Fournier went through the respiratory therapy program at Lake Superior College. The program has noted an increase in enrollment during COVID-19 as more and more respiratory therapists are needed in hospitals.

"When it comes to breathing and how your lungs can affect your whole body and when something like shortness of breath occurs, it plays a role in everything going on with a patient," said Fournier.

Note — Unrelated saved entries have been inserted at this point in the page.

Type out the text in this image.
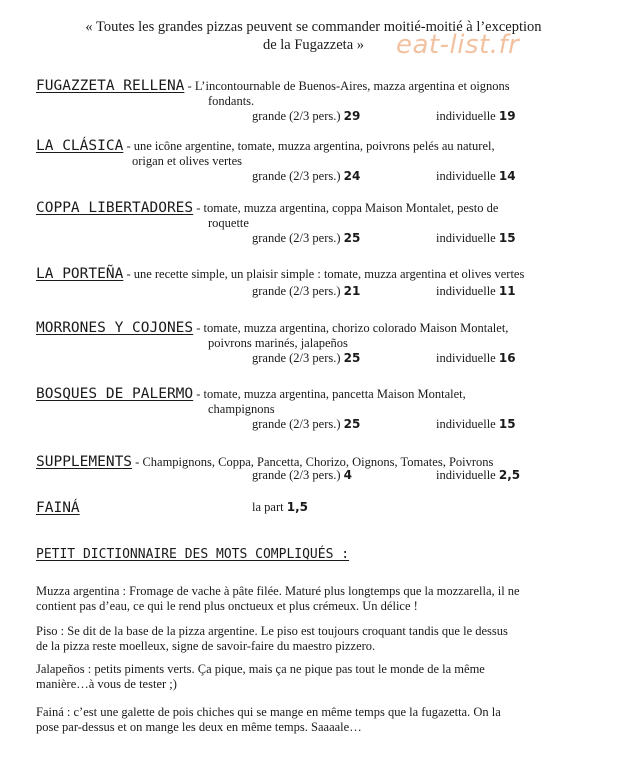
« Toutes les grandes pizzas peuvent se commander moitié-moitié à l’exception
de la Fugazzeta »	eat-list.fr
FUGAZZETA RELLENA - L’incontournable de Buenos-Aires, mazza argentina et oignons
fondants.
grande (2/3 pers.) 29	individuelle 19
LA CLÁSICA - une icône argentine, tomate, muzza argentina, poivrons pelés au naturel,
origan et olives vertes
grande (2/3 pers.) 24	individuelle 14
COPPA LIBERTADORES - tomate, muzza argentina, coppa Maison Montalet, pesto de
roquette
grande (2/3 pers.) 25	individuelle 15
LA PORTEÑA - une recette simple, un plaisir simple : tomate, muzza argentina et olives vertes
grande (2/3 pers.) 21	individuelle 11
MORRONES Y COJONES - tomate, muzza argentina, chorizo colorado Maison Montalet,
poivrons marinés, jalapeños
grande (2/3 pers.) 25	individuelle 16
BOSQUES DE PALERMO - tomate, muzza argentina, pancetta Maison Montalet,
champignons
grande (2/3 pers.) 25	individuelle 15
SUPPLEMENTS - Champignons, Coppa, Pancetta, Chorizo, Oignons, Tomates, Poivrons
grande (2/3 pers.) 4	individuelle 2,5
FAINÁ	la part 1,5
PETIT DICTIONNAIRE DES MOTS COMPLIQUÉS :
Muzza argentina : Fromage de vache à pâte filée. Maturé plus longtemps que la mozzarella, il ne
contient pas d’eau, ce qui le rend plus onctueux et plus crémeux. Un délice !
Piso : Se dit de la base de la pizza argentine. Le piso est toujours croquant tandis que le dessus
de la pizza reste moelleux, signe de savoir-faire du maestro pizzero.
Jalapeños : petits piments verts. Ça pique, mais ça ne pique pas tout le monde de la même
manière…à vous de tester ;)
Fainá : c’est une galette de pois chiches qui se mange en même temps que la fugazetta. On la
pose par-dessus et on mange les deux en même temps. Saaaale…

"When COVID-19 first came up back in March there was a large spike of patients and then it kind of slowed down because we shut down all our procedures so it got a little slow. This time of year on a yearly basis we see an uptick in respiratory disease and along with this we're seeing we're getting pretty busy now," said Rasch.

Rasch said there's more to the job then what they normally do that deepens their connection with patients by being their for them during their most vulnerable moments.

"We're treating their disease and helping with that but we're also there to kind of give them a hand and someone to talk to. Respiratory therapists might hold the hand of someone who's going through end of life issues. I know we've had respiratory therapists help the patients with COVID-19 facetime their families when they couldn't come in and see him," said Rasch.

"In the public and in the hospital we are taking the opportunity to step up and to share that knowledge with other people in the hospital as we work with doctors and nurses and other staff. I think that patients and family members appreciate us even more and have a better understanding of what we do," said Fournier.